Apple came out with a Classical music solution not too long ago, and most reviews amounted to “meh.”

I wanted to throw in my solution: IDAGIO. For one dollar less than Apple Music, you get a dedicated lossless (FLAC) Classical music solution.

I’m enjoying Vivaldi’s Flute this morning. ♬ ♪

A screenshot from IDAGO. The track title is Concerto for Flute, Strings and Basso continuo in G minor op. 10/2 RV 439 “La Notte”.

Those of you who have cats 😺: have you found a way to get rid of the litter box smell?

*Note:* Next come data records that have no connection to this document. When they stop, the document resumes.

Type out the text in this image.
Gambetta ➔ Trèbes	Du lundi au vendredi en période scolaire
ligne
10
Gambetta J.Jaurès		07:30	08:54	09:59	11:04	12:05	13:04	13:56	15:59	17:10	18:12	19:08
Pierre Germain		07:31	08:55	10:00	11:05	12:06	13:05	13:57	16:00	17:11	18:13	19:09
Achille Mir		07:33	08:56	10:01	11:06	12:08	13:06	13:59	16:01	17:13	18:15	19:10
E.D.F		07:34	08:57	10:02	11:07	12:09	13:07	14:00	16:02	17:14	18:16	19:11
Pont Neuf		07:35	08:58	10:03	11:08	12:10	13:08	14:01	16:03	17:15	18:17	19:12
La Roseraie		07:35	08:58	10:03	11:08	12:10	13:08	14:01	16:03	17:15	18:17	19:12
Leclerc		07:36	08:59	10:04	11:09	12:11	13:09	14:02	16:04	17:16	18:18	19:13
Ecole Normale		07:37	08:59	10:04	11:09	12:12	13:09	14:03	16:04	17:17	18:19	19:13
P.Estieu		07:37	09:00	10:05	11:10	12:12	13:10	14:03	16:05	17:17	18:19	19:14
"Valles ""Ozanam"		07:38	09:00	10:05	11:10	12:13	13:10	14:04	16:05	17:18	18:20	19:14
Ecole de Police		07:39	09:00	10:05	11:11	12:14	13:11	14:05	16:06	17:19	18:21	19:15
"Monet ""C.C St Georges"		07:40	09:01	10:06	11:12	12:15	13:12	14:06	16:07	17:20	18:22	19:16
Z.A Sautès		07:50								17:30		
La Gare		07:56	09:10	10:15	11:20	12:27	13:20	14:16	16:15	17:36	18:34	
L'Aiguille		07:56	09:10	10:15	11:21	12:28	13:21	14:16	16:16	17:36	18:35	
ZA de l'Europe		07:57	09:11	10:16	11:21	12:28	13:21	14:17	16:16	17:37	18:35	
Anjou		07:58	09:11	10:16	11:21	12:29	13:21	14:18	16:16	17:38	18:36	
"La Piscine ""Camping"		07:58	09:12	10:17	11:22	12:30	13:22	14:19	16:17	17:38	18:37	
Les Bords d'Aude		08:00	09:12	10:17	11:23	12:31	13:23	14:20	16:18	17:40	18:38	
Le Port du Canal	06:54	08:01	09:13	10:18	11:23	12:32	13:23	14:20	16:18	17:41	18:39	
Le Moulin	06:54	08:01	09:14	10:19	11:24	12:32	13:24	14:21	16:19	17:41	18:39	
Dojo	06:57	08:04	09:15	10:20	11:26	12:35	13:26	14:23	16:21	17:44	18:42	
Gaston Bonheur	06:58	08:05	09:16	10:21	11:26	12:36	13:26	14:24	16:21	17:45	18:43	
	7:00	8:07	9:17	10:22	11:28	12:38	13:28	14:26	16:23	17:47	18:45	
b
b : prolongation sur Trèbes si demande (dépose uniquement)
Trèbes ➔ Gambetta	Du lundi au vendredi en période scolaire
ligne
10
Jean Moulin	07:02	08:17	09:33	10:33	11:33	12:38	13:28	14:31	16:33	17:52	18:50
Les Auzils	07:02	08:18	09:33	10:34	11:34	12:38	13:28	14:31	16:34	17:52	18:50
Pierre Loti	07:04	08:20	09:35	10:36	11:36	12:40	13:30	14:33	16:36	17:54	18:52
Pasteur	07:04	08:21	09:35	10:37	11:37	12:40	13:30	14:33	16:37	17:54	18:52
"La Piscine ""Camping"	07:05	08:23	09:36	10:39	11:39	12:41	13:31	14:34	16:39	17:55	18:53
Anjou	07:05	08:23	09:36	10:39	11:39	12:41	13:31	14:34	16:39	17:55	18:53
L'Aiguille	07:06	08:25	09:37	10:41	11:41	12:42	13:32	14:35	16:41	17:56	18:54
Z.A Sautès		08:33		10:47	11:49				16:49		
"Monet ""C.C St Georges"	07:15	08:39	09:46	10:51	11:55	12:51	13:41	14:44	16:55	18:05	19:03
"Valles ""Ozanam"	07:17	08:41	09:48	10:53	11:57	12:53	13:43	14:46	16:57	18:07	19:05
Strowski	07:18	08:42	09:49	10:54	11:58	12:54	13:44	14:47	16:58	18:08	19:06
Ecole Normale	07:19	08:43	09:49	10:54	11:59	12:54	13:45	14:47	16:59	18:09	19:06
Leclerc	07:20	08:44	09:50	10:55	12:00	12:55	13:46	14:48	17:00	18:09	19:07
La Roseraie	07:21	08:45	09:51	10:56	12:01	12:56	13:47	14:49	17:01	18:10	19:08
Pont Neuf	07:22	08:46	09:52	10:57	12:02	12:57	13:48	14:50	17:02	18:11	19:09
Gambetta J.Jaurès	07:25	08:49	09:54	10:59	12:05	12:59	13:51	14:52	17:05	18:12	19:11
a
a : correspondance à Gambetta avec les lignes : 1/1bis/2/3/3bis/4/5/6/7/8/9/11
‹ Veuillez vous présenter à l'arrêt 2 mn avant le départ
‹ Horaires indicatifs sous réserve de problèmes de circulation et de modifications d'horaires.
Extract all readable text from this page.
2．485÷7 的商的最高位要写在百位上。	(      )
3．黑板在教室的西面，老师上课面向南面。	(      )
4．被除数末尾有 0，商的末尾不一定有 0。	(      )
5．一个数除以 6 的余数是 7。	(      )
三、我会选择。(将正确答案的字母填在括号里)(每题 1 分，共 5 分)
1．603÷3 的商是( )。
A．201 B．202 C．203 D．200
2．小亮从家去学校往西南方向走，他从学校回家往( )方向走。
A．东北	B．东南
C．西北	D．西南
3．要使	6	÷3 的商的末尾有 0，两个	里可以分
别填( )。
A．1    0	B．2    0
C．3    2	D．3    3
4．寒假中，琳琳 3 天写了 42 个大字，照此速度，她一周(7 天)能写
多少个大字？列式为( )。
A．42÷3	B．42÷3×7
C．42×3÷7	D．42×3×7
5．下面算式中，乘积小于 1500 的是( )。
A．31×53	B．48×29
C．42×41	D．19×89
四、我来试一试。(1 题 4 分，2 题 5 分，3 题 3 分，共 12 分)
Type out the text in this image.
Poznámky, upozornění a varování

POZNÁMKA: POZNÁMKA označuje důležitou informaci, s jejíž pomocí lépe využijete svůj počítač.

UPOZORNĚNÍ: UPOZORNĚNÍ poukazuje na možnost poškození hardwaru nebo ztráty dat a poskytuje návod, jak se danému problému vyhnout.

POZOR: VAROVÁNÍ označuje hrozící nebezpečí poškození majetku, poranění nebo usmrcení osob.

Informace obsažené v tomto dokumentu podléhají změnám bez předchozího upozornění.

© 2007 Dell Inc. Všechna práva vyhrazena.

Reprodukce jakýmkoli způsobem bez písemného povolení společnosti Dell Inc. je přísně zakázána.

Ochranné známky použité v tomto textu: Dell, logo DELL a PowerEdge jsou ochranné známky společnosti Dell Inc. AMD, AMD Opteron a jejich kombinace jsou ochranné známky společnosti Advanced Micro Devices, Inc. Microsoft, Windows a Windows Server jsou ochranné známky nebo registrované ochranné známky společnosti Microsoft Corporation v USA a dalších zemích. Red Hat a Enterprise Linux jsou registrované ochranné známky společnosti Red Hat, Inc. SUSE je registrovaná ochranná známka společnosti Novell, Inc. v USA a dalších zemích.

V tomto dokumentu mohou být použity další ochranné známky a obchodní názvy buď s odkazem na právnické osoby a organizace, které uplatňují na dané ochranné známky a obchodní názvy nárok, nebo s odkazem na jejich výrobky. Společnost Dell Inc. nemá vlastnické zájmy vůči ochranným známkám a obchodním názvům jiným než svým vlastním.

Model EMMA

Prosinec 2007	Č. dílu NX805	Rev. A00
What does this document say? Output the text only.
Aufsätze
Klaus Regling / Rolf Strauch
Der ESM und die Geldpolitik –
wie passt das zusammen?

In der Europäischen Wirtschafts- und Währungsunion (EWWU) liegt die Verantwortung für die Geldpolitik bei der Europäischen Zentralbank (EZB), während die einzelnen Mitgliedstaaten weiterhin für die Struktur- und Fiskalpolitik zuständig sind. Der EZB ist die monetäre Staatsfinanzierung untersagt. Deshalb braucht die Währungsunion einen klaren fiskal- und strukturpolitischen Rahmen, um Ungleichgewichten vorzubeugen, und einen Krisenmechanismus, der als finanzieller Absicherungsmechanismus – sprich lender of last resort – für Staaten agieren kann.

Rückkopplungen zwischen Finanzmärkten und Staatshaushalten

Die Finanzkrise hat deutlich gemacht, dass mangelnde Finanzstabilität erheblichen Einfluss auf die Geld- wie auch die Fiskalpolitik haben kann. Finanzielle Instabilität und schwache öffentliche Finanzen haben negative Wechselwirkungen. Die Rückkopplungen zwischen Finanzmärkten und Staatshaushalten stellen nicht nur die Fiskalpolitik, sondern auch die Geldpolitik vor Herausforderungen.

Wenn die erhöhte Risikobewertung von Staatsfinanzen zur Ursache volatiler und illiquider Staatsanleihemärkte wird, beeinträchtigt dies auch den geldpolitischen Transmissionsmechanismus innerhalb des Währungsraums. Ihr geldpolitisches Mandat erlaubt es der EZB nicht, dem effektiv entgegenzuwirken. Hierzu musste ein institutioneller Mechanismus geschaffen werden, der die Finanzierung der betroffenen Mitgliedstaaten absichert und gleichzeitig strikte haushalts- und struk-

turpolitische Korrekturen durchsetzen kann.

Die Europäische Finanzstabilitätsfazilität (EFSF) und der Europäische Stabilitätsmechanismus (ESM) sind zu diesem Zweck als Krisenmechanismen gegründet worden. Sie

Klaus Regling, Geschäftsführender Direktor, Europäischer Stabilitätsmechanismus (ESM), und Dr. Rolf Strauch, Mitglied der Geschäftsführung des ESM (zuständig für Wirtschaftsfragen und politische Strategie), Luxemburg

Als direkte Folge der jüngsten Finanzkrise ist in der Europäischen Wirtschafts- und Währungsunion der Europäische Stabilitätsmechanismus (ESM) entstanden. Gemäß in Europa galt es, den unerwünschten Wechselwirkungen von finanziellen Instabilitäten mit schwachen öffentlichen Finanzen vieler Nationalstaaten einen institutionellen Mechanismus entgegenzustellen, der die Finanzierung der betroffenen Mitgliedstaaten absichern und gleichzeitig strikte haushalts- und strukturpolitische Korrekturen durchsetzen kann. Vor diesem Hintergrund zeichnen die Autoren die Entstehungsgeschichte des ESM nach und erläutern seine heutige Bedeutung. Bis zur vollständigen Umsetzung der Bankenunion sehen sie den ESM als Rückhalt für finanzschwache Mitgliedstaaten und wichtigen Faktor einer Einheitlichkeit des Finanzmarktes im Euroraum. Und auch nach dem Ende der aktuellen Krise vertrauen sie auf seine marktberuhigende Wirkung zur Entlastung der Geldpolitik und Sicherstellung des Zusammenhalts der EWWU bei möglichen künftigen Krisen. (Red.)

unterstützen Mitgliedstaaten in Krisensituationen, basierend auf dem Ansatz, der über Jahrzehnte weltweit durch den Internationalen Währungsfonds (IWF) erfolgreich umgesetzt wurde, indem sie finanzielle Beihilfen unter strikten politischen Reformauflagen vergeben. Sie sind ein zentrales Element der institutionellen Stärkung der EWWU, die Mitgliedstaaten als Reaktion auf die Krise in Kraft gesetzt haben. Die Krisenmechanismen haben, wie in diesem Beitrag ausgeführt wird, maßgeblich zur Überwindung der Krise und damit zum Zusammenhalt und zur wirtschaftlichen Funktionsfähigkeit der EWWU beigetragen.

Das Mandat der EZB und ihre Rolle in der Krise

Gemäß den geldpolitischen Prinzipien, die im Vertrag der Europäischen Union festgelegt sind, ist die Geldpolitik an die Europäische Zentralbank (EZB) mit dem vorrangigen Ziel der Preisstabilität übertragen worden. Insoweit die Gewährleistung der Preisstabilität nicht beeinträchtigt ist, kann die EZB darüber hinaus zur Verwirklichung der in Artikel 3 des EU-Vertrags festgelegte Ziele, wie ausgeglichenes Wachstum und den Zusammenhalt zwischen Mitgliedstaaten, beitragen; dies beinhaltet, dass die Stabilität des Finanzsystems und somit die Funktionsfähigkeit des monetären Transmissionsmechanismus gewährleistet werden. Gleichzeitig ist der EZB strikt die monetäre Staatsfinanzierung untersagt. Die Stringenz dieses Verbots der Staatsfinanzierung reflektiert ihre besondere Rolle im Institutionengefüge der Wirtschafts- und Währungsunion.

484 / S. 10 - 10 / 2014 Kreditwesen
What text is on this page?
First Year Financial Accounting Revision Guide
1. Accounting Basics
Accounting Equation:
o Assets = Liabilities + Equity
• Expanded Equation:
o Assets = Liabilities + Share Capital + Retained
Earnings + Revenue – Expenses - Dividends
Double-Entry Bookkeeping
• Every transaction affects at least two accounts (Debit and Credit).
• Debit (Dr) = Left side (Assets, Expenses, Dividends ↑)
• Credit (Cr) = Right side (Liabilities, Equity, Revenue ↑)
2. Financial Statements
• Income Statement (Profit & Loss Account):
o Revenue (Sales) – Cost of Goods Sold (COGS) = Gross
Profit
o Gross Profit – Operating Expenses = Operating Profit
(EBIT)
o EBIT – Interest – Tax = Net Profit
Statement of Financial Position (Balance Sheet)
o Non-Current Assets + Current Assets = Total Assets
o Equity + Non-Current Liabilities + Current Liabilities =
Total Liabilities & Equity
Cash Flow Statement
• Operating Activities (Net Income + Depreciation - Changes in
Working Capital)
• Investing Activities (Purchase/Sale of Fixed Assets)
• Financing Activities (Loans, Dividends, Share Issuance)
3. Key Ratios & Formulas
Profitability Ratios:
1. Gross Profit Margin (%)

I’d consider one, but this is the main issue. This is a small NYC apartment and the litter box will be in the kitchen / living room / dining room area (it’s all the same room basically).

Going Micro.blog Premium

I decided to give Micro.blog premium a go. I’ve been on the regular tier for a while, enjoying what the platform and community has to offer. After playing around with a FOSS read-it-later app for Android and not getting what I wanted out of it, I figured (with the help of my partner, who saves me from my own complications on a daily basis) that it just makes sense.

Not only the premium version comes with a place to store and read articles, I can also integrate them into the post I’m going to write about these articles anyway. Meanwhile, I get the option to create newsletters and have a place for podcasts if I ever go that route (why not, I already tried my hand at recording videos). With the premium version, I can even upload short video clips, which will be perfect with the pictures I already take.

But the best indication that I’m doing the right thing is the positive feeling I get when I blog on MB. It always feels good to write here; it’s always nice to interact with the people in the community, and the “leadership” is making decisions I stand behind and support myself. A good product from good people.

Heading back home. This wasn’t the magical vacation it was last time, but you can’t make magic, it happens on its own when you don’t have the expectations. Thoughts and (more) pics coming soon.

Halation and Accessiblity

As a result of a conversation with Pete yesterday, I did some of my own digging into accessibility and contrast.

The first interesting thing I learned: folks with myopia (which is the medical term for shortsightedness), especially those with Astigmatism, are likely to also have halation, which is a “glow” or a “halo” of bright lights. As a person with Myopia and Astigmatism for most of my life, I didn’t know that the third phenomenon has a name. White text on black background increases this halation to the point of making it hard for me to read the text. For years, I thought it was just my own poor eyesight that does that; turns out it’s much more common.

I’ve never liked harsh contrast for this reason. As a matter of fact, a more “gentle” contrasting theme is one of the reasons I like working in Emacs. My website and my wiki are a result of these preferences. The black text on the beige background is comfortable on my eyes. Enough contrast to read, but not enough to burn text into my vision, as many dark modes out there do.

The second interesting thing I learned: Google has a team looking into accessibility, and Chrome has a built-in tool to can check accessibility issues on websites. Here’s an example from my website (my letters-to-background ratio is good enough, as turns out). I’m not sure if Safari and/or Fhaveirefox have these tools.

a white windows titled the https://taonaw.com/ shows its accessibility grade, which is 83. There are three comments with a red triangle warning sign on them: images without alt descriptions, links without discernible names, and backgrounds to the foreground without sufficient contrast.